In 1985, world leaders met in secret at the Plaza Hotel to solve a problem: the U.S. dollar was too strong.
So they agreed—publicly and privately—to crash it.
What followed was a 50% drop in the dollar's value… and the start of Japan’s lost decades.
Today, something eerily similar is unfolding.
But this isn’t 1985.
And the world—and the dollar—has changed.
The “Fix” They’re Quietly Repeating
Trump’s economic team isn’t calling it a Plaza Accord.
But the blueprint is familiar: coordinated tariffs, pressure on the Fed, and a dollar drop big enough to reset trade.
Analysts say a 20–30% devaluation is needed to narrow the deficit.
Markets are already reacting. The dollar just hit a three-year low, with the current account deficit back to pre-2008 levels.
And Powell? He’s already in the crosshairs.
But This Time, the World’s Not Playing Along
Back in 1985, the U.S. could call the shots.
Today, China won’t play ball. The EU is fractured. Japan still remembers what happened the last time it said yes.
And while Washington wants a weaker dollar…
America also needs the world to keep buying its debt.
You can’t have both.
The Risks No One’s Pricing In
A falling dollar makes exports cheaper—but it makes everything else more expensive:
🛢️ Oil.
📦 Imports.
🧾 Debt service.
Inflation could resurge.

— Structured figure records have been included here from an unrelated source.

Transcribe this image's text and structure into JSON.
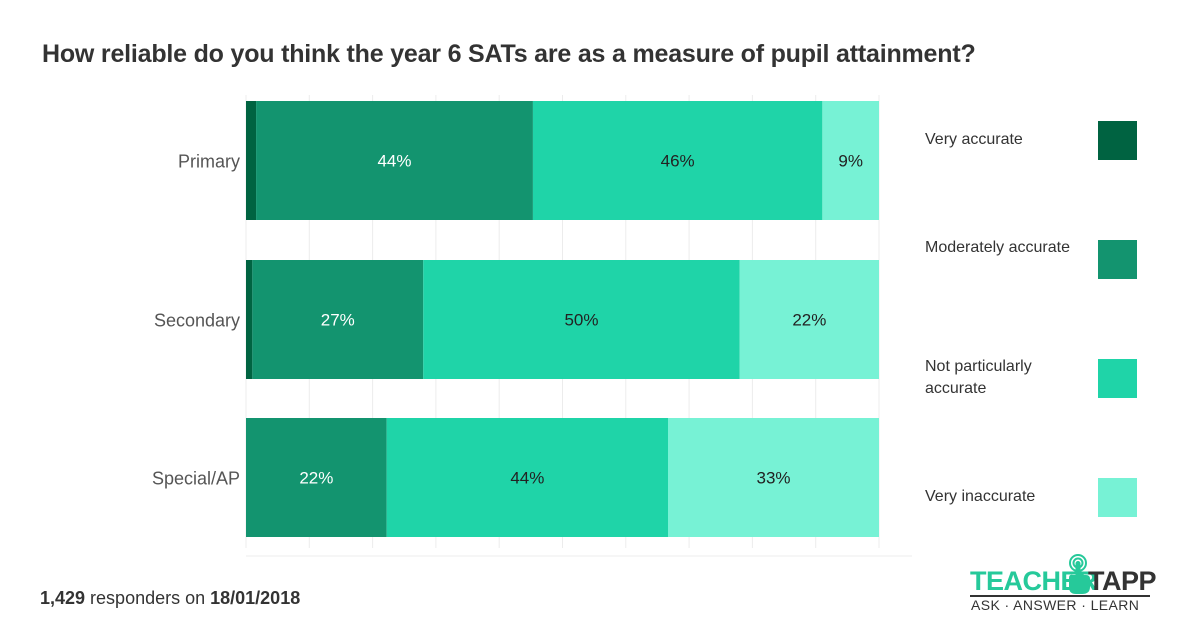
{
  "chart_data": {
    "type": "bar",
    "orientation": "horizontal",
    "stacked": true,
    "title": "How reliable do you think the year 6 SATs are as a measure of pupil attainment?",
    "xlabel": "",
    "ylabel": "",
    "xlim": [
      0,
      100
    ],
    "grid": true,
    "legend_position": "right",
    "categories": [
      "Primary",
      "Secondary",
      "Special/AP"
    ],
    "series": [
      {
        "name": "Very accurate",
        "color": "#006341",
        "values": [
          1.6,
          1.0,
          0
        ],
        "labels": [
          "",
          "",
          ""
        ]
      },
      {
        "name": "Moderately accurate",
        "color": "#13946f",
        "values": [
          44,
          27,
          22
        ],
        "labels": [
          "44%",
          "27%",
          "22%"
        ]
      },
      {
        "name": "Not particularly accurate",
        "color": "#1fd4a8",
        "values": [
          46,
          50,
          44
        ],
        "labels": [
          "46%",
          "50%",
          "44%"
        ]
      },
      {
        "name": "Very inaccurate",
        "color": "#77f2d5",
        "values": [
          9,
          22,
          33
        ],
        "labels": [
          "9%",
          "22%",
          "33%"
        ]
      }
    ]
  },
  "legend": [
    {
      "label": "Very accurate",
      "color": "#006341"
    },
    {
      "label": "Moderately accurate",
      "color": "#13946f"
    },
    {
      "label": "Not particularly accurate",
      "color": "#1fd4a8"
    },
    {
      "label": "Very inaccurate",
      "color": "#77f2d5"
    }
  ],
  "footer": {
    "count": "1,429",
    "middle": " responders on ",
    "date": "18/01/2018"
  },
  "logo": {
    "word1": "TEACHER",
    "word2": "TAPP",
    "tagline": "ASK · ANSWER · LEARN",
    "accent": "#26c99a"
  }
}
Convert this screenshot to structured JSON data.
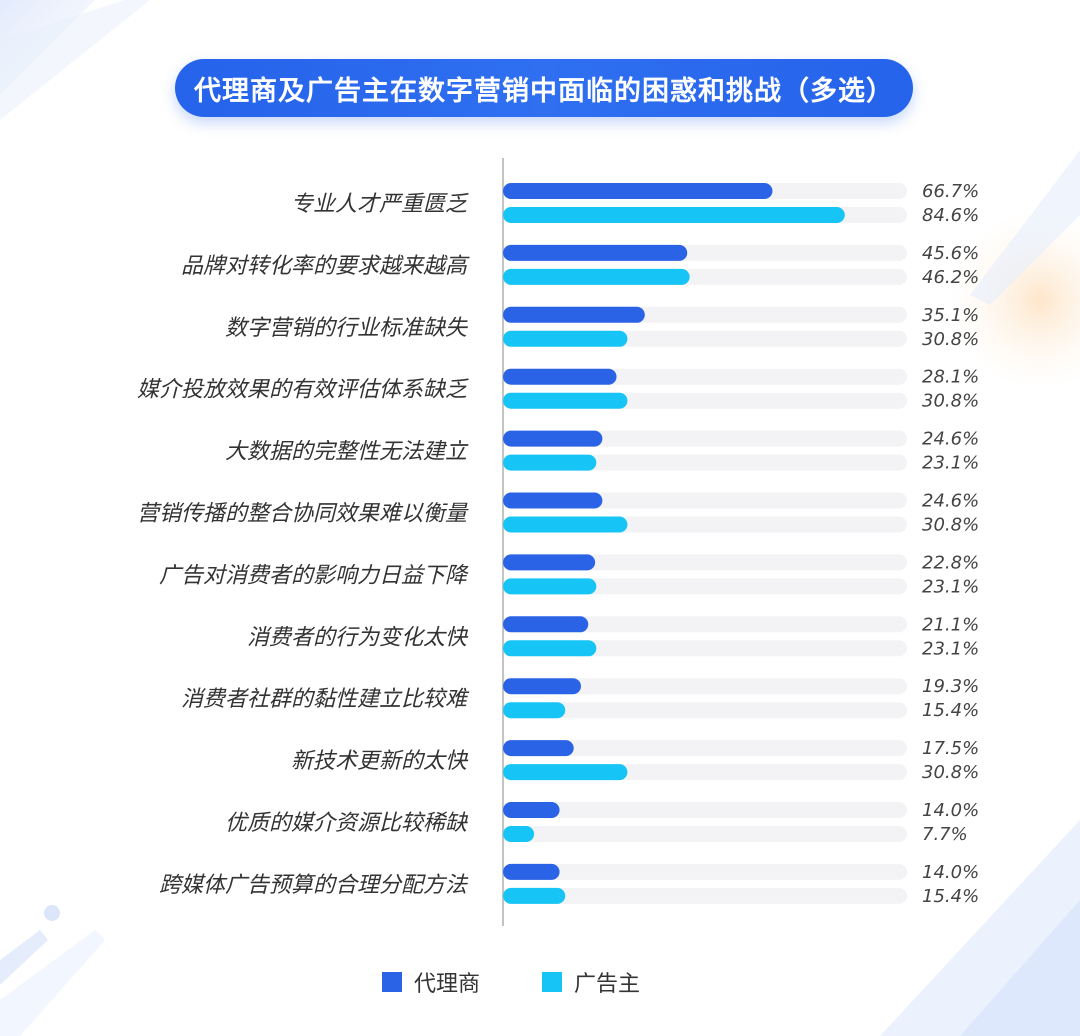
{
  "title": "代理商及广告主在数字营销中面临的困惑和挑战（多选）",
  "colors": {
    "agency": "#2a63e6",
    "advertiser": "#16c5f5",
    "track": "#f3f3f5",
    "axis": "#b0b0b0",
    "label": "#333333",
    "value": "#444444"
  },
  "chart_data": {
    "type": "bar",
    "orientation": "horizontal",
    "categories": [
      "专业人才严重匮乏",
      "品牌对转化率的要求越来越高",
      "数字营销的行业标准缺失",
      "媒介投放效果的有效评估体系缺乏",
      "大数据的完整性无法建立",
      "营销传播的整合协同效果难以衡量",
      "广告对消费者的影响力日益下降",
      "消费者的行为变化太快",
      "消费者社群的黏性建立比较难",
      "新技术更新的太快",
      "优质的媒介资源比较稀缺",
      "跨媒体广告预算的合理分配方法"
    ],
    "series": [
      {
        "name": "代理商",
        "values": [
          66.7,
          45.6,
          35.1,
          28.1,
          24.6,
          24.6,
          22.8,
          21.1,
          19.3,
          17.5,
          14.0,
          14.0
        ],
        "labels": [
          "66.7%",
          "45.6%",
          "35.1%",
          "28.1%",
          "24.6%",
          "24.6%",
          "22.8%",
          "21.1%",
          "19.3%",
          "17.5%",
          "14.0%",
          "14.0%"
        ]
      },
      {
        "name": "广告主",
        "values": [
          84.6,
          46.2,
          30.8,
          30.8,
          23.1,
          30.8,
          23.1,
          23.1,
          15.4,
          30.8,
          7.7,
          15.4
        ],
        "labels": [
          "84.6%",
          "46.2%",
          "30.8%",
          "30.8%",
          "23.1%",
          "30.8%",
          "23.1%",
          "23.1%",
          "15.4%",
          "30.8%",
          "7.7%",
          "15.4%"
        ]
      }
    ],
    "xlim": [
      0,
      100
    ],
    "legend_position": "bottom-center"
  }
}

Foreign investors could walk. And the Fed could lose even more credibility.
It’s not just risky.
It’s a high-stakes replay of a strategy that broke the global economy once already.
This isn’t 1985.
But the fix they’re reaching for hasn’t changed.
And if they pull the trigger—your dollars, your savings, and your investments might be caught in the blast.